What does a highway patrol officer do?
Highway patrol officers are assigned to a specific geographical area to monitor the roads, enforce traffic laws, guide traffic, and respond to dispatch calls. They often monitor drivers and give out warnings and tickets for illegal driving actions such as speeding and reckless driving. They investigate accidents, call for emergency response, and provide first aid. They also issue citations to command automobile repairs that affect safety such as replacing a headlight. Highway patrol officers arrest drivers that are operating vehicles while intoxicated and assist with people who are experiencing vehicle problems. They are responsible for reporting their activities and writing accident reports. They are often called to assist other law enforcement personnel.
What kind of training does a highway patrol officer need?
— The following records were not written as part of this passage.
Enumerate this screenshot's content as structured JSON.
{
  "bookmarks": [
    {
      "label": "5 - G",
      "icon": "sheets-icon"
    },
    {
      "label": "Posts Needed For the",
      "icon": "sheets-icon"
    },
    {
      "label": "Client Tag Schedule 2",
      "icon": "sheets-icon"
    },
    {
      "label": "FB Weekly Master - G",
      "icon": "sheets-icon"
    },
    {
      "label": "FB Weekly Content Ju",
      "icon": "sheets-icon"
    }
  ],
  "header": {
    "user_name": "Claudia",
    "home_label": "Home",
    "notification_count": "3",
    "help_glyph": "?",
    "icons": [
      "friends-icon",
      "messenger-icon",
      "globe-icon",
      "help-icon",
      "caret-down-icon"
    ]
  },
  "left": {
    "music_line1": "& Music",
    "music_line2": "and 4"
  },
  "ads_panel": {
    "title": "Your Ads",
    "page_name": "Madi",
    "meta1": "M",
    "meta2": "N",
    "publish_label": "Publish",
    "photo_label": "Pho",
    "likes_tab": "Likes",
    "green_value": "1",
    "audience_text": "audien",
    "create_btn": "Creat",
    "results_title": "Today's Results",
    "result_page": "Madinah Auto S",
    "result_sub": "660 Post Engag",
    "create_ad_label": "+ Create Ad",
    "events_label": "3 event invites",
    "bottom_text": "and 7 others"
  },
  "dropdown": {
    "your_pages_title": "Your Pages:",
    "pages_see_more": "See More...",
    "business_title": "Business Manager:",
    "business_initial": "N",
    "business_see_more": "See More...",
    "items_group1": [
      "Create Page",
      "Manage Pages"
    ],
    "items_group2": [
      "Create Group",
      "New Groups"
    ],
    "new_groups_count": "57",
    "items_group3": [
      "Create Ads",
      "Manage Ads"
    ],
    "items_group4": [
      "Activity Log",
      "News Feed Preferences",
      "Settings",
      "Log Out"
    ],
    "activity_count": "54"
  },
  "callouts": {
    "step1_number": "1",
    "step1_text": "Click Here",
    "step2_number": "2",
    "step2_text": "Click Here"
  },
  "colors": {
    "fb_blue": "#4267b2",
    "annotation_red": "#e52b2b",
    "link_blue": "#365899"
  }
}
Highway patrol officers need at least a high school diploma. Some employers prefer candidates with a degree in criminal justices, law enforcement, or other related field. Many law enforcement agencies provide on the job training programs that provide classroom and practical instruction. Prospective highway patrol officers typically complete courses on driving techniques, basic first aid, safety procedures, weapons training, and laws and regulations. Most states require highway patrol officers to pass a written examination after completion of training. Highway patrol officers are often required to pass physical and psychological examinations.
What are the prospects for a career as a highway patrol officer?
Employment of highway patrol officers is expected to grow as fast as average for all professions, increasing 10% from 2008 to 2018 (1). The growing population and increased need for highway patrol with drive job growth.
Job prospects are expected to be favorable especially for highway patrol officers with advanced training and extensive experience. Many openings will result from the need to replace highway patrol officers that retire, transfer, or leave the field for other reasons.
How much do highway patrol officers make?
As of January 2010, the middle 50% of highway patrol officers earn annual salaries between $35,787 and $54,070. The top 10% earn annual salaries of more than $62,575 (2).
A career as a highway patrol officer is an excellent choice for people with a strong interest in ensuring the safety of a variety of roadways. Highway patrol officers must have a solid understanding of road safety and laws and possess excellent driving skills. Dedication, motivation, logical thinking, honesty, good judgment, and ability to make quick effective decisions are essential characteristics. Highway patrol officers must have excellent communication. They must also be able to work in stressful and dangerous conditions and have good crisis management skills.